One of the challenging things about chest pain is that it often doesn’t feel like chest pain. Sometimes it feels like indigestion, or even heartburn. Take Jack, for instance. He’s a top-flight salesman with a heavy travel schedule. He was in the habit of closing a deal by going out for a big dinner, with a couple of scotch-and-sodas followed by a thick steak. So he wasn’t particularly surprised when he started experiencing indigestion. But on one occasion, it wasn’t indigestion; this was the early warning sign of an impending heart attack.
How is it that pain from your heart can be felt somewhere else? Because we don’t actually perceive pain directly. Even if you stub your toe, the discomfort you feel is first interpreted through our central nervous system, which is comprised of the brain, spinal cord, and nerve cells. Because the nerves in the stomach are located near the heart, it’s notsurprising that such “signal confusion” sometimes occurs in the case of a heart attack.
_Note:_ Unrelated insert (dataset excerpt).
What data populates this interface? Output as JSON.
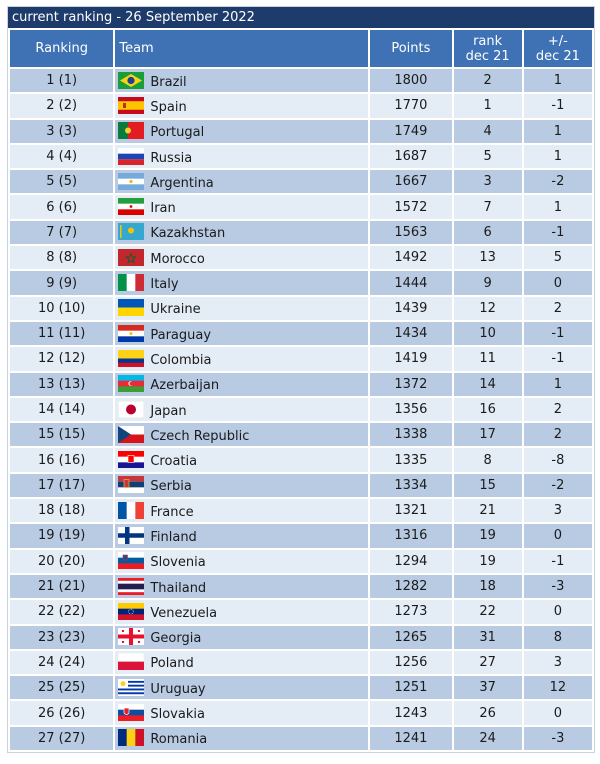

Nausea and vomiting are often classified as “atypical” symptoms of heart attack, meaning they don’t usually occur. However, in the thousands of patients I’ve treated, I find that they are really not that uncommon at all. Nausea and vomiting can occur alone, but they often also occur with other heart attack symptoms. Obviously, having any one of these symptoms does not necessarily mean you are having a heart attack. But if you believe you are having a heart attack, call 911 and ask to be taken to the nearest hospital.
Additional Signs of a Heart Attack
Now that I’ve given you the Four Major Things that happen before a heart attack, here’s a rundown of some other symptoms you might experience:
- Discomfort that spreads to the shoulders, arm, back, neck, or jaw
- Indigestion, heartburn, or a choking feeling
- Profuse sweating
- Rapid or irregular heartbeat
- Dizziness, weakness, or lightheadedness
- Vague, general feeling of illness
- Anxiety or a feeling of doom
- Passing out
Obviously, some of these are very general, and may indicate a less serious condition such as a respiratory infection or the flu. But they can occur with the four symptoms I’ve seen occur more commonly in the people I’ve treated over the years for heart attacks. You should also know that if you’ve already had a heart attack, you are at increased risk to suffer another. The symptoms of another heart attack may be the same as the first, or they may be different, which is why it’s important to consider symptoms carefully, and not to assume that they are not coming from your heart.